Yes, fortunately it is! And it is even quite easy.
For this Christian has created a library called external which has made it into the pgf, tikz package and is accessible through that package.
Whatever, is shown below also works for pgfplots as they are typeset within a tikzpicture environment.
What it does is, the following:
Check if an image file corresponding to the currently reached image is found:
- If image found, check whether the image code has changed, and if not, the image is inserted.
- If image is not found or the image code has been changed, do the following:
- Invoke a new shell with your executable and create the image
- Insert image in the document
This means that for each image that is externalized you will get a new compiled document with additional log, aux files etc. I.e. many new files.
It is important to note that since pgf uses hashes of the image code to check whether a recreation of the image is necessary, it cannot determine whether any code in the pre-ample or elsewhere not in the image changes the resulting image. So sometimes it may be advantageous to delete the images.
A most basic example is to do the following:
\documentclass{article}
\usepackage{tikz}
% Load the library
\usetikzlibrary{external}
% Enable the library !!!>>> MUST be in the preamble <<<!!!!
\tikzexternalize
\begin{document}
\begin{tikzpicture}
\draw (0,0) -- (1,1);
\end{tikzpicture}
\end{document}
This will create one additional file called <document name>-figure0.pdf. Which is the first occurring tikzpicture environment in the file.
This has the disadvantage of reading the 0 file even if you rearrange your tikzpicture environments.
For this there is a command: \tikzsetnextfilename which can be used to force the following tikzpicture environment to a specific file name.
This ensures the correct loading order of the figures. I would encourage you to do this on each picture.
So for instance this:
% Default the externalized name to 'hello'
\tikzsetnextfilename{hello}
\begin{tikzpicture}
\draw[red] (0,0) -- (-1,1);
\end{tikzpicture}
Lastly the external library creates the images within the current directory. This means that you will have a very cluttered folder of many files (as it compiles many sub documents only containing the images).

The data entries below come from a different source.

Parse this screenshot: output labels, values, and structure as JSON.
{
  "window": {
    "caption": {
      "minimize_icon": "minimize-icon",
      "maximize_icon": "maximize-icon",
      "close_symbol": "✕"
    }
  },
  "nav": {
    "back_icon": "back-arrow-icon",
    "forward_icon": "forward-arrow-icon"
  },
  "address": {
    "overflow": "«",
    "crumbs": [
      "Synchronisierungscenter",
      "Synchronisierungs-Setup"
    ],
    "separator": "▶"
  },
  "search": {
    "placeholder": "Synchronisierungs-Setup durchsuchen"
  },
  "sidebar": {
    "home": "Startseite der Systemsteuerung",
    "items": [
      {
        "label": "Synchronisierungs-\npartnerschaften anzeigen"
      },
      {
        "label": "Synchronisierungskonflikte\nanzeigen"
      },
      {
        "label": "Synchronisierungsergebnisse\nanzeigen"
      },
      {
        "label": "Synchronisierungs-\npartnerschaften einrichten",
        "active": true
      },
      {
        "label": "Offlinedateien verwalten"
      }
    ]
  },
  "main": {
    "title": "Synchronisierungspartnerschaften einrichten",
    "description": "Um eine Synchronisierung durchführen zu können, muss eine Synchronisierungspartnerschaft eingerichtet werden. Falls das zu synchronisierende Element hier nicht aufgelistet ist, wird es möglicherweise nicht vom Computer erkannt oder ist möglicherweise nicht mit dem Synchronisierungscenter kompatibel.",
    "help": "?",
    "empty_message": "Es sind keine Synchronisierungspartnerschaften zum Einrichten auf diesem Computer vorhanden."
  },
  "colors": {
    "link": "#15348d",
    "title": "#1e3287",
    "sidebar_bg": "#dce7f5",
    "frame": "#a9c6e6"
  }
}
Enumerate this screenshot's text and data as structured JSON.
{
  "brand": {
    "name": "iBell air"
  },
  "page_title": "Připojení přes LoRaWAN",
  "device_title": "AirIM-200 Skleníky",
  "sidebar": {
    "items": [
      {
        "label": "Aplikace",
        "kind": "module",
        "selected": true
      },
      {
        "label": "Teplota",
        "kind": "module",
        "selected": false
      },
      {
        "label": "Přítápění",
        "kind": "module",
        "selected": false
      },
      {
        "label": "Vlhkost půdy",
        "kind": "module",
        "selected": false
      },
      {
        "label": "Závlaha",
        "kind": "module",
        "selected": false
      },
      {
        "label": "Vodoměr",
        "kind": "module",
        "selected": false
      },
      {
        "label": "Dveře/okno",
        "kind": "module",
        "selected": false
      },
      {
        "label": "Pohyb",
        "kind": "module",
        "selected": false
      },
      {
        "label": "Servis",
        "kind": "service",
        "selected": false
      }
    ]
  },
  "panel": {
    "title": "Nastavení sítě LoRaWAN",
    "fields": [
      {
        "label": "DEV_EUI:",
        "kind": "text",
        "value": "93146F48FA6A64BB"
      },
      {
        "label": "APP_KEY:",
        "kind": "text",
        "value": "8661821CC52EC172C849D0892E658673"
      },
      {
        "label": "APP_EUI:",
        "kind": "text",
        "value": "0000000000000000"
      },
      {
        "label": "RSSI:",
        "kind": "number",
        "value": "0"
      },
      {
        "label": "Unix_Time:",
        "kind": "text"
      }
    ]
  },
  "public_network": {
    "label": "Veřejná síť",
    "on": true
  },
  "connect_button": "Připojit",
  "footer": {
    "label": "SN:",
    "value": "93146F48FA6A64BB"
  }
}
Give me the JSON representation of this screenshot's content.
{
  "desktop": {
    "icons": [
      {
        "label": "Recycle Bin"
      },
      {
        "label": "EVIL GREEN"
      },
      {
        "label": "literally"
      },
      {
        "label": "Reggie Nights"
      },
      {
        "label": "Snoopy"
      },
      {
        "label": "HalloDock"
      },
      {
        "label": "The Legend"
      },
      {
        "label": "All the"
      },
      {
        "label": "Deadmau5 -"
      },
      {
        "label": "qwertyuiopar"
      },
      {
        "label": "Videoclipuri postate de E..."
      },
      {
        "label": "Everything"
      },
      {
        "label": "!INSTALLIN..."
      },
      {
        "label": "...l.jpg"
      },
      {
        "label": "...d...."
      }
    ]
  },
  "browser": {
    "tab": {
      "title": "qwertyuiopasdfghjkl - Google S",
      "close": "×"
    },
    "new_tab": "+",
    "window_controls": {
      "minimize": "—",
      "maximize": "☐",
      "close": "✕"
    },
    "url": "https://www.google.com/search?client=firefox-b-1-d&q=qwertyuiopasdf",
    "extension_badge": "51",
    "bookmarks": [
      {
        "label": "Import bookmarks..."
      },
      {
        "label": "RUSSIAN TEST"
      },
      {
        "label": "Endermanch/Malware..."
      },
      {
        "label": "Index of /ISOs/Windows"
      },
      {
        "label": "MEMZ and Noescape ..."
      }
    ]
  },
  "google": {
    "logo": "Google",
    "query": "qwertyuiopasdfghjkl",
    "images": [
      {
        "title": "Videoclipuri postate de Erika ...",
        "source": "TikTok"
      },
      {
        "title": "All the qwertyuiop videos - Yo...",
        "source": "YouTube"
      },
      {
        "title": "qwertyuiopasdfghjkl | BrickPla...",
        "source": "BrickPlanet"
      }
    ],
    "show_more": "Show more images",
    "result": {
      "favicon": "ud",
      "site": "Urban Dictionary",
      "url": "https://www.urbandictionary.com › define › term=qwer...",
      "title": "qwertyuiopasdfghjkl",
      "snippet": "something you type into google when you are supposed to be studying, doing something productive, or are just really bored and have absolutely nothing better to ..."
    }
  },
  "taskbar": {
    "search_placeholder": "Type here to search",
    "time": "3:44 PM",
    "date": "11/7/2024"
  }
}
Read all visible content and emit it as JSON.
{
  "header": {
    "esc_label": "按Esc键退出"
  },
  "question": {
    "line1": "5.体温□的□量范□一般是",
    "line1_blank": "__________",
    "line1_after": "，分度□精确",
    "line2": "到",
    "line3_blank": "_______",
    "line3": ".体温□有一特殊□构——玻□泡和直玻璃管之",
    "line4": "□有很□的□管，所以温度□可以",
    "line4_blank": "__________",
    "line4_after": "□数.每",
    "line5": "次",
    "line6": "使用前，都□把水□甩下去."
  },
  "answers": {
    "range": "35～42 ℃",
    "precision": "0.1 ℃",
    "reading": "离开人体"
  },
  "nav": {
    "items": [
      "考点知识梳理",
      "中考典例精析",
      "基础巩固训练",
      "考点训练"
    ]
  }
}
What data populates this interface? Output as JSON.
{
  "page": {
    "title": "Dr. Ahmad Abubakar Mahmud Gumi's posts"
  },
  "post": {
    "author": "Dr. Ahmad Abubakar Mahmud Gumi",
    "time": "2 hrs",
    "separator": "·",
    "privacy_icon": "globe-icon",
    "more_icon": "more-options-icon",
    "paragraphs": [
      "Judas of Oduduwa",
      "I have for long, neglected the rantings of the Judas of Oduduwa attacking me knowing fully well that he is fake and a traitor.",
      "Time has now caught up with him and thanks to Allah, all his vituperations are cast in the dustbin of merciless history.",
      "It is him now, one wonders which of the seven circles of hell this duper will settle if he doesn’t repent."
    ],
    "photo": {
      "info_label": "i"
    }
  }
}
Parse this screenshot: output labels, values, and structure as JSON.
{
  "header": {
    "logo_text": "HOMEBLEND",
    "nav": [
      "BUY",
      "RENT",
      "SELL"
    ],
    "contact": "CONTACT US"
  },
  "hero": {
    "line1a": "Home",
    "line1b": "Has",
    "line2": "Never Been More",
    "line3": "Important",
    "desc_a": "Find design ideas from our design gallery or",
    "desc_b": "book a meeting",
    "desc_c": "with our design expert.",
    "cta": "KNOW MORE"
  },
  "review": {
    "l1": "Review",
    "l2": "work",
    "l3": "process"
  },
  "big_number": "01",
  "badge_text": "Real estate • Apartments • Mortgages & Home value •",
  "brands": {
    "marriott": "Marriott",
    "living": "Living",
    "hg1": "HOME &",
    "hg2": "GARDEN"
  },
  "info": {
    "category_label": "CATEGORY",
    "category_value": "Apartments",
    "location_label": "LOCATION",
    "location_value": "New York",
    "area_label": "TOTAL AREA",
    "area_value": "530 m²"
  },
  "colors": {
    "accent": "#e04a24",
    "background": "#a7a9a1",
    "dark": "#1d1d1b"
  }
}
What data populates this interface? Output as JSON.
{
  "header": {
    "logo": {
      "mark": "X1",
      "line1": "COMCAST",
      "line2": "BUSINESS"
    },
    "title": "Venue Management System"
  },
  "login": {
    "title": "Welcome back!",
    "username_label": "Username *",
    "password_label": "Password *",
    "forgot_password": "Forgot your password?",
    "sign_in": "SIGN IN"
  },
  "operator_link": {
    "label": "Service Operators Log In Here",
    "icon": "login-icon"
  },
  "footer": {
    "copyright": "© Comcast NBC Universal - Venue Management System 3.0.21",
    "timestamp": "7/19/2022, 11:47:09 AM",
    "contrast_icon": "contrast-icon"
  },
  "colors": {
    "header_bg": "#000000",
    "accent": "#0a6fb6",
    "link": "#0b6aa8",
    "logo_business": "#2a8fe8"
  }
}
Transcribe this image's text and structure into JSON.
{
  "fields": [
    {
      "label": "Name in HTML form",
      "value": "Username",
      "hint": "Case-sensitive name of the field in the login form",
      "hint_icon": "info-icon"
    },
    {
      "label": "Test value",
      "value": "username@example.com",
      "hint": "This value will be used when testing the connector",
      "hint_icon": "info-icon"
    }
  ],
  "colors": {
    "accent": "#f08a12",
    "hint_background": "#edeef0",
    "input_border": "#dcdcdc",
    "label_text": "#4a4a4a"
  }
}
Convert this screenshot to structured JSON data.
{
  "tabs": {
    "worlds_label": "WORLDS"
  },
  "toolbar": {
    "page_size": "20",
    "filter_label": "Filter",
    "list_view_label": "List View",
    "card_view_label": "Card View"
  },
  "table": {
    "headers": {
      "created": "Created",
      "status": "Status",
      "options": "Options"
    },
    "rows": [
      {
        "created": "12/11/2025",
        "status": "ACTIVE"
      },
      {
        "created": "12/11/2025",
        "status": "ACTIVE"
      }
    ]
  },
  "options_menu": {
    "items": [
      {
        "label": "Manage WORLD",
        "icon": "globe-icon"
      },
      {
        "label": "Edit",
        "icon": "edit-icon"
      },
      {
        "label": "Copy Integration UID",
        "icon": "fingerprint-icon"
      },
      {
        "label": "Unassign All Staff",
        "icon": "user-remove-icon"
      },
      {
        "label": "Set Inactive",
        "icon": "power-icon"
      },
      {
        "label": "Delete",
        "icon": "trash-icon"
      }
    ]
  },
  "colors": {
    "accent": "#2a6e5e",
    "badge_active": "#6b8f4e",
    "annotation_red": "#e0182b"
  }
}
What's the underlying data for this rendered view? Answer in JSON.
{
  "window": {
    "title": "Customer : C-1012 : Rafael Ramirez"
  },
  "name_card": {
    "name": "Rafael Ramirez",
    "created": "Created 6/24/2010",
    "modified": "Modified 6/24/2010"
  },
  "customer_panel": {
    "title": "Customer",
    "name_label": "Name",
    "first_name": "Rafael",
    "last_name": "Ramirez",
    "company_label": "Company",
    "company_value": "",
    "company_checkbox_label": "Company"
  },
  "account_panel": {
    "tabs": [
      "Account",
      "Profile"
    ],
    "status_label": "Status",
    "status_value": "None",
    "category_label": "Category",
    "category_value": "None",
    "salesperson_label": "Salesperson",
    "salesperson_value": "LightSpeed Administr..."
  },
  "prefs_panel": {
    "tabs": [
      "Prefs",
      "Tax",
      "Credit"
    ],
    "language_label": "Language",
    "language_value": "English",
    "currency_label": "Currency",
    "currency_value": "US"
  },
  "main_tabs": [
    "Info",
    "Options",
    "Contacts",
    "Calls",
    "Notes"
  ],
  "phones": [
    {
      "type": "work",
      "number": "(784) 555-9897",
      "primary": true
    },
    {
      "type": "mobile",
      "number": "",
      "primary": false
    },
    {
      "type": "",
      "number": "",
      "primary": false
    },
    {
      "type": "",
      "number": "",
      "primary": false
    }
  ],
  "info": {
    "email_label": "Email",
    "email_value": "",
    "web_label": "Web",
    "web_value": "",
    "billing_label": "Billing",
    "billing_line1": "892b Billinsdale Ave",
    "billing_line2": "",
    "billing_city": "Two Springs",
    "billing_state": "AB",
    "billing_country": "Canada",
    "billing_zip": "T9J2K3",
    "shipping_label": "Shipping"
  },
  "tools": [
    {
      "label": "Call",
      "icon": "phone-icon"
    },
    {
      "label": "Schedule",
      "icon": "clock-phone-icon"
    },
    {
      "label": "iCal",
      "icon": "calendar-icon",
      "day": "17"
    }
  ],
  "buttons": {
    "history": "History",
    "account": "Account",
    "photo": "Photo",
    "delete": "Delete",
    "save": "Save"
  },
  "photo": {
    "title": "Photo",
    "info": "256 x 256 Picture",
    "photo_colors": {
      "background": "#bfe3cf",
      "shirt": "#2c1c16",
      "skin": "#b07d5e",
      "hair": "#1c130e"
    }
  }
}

A common way to bypass this is to add a prefixed directory to the output of the files. You do that by the command: \tikzsetexternalprefix which is pretty self-explanatory. So a small example:
\documentclass{article}
\usepackage{tikz}
% Load the library
\usetikzlibrary{external}
% Enable the library
\tikzexternalize
\begin{document}
% Default all images in the subfolder `figs/`
\tikzsetexternalprefix{figs/}
\begin{tikzpicture}
\draw[green] (0,0) -- (1,-1);
\end{tikzpicture}
% You are allowed to rearrange your images to separate folders
\tikzsetexternalprefix{figs/red/}
\begin{tikzpicture}
\draw[red] (0,0) -- (1,-1);
\end{tikzpicture}
\tikzsetexternalprefix{figs/blue/}
\begin{tikzpicture}
\draw[blue] (0,0) -- (1,-1);
\end{tikzpicture}
\end{document}
This can thus also be used to sort your images by chapter, or style, or etc..... :)
Otherwise search for the external tag here, or see the manual.
In general it is always a good custom to delete all your externalised images before doing your final compilation. This ensures that images are updated etc.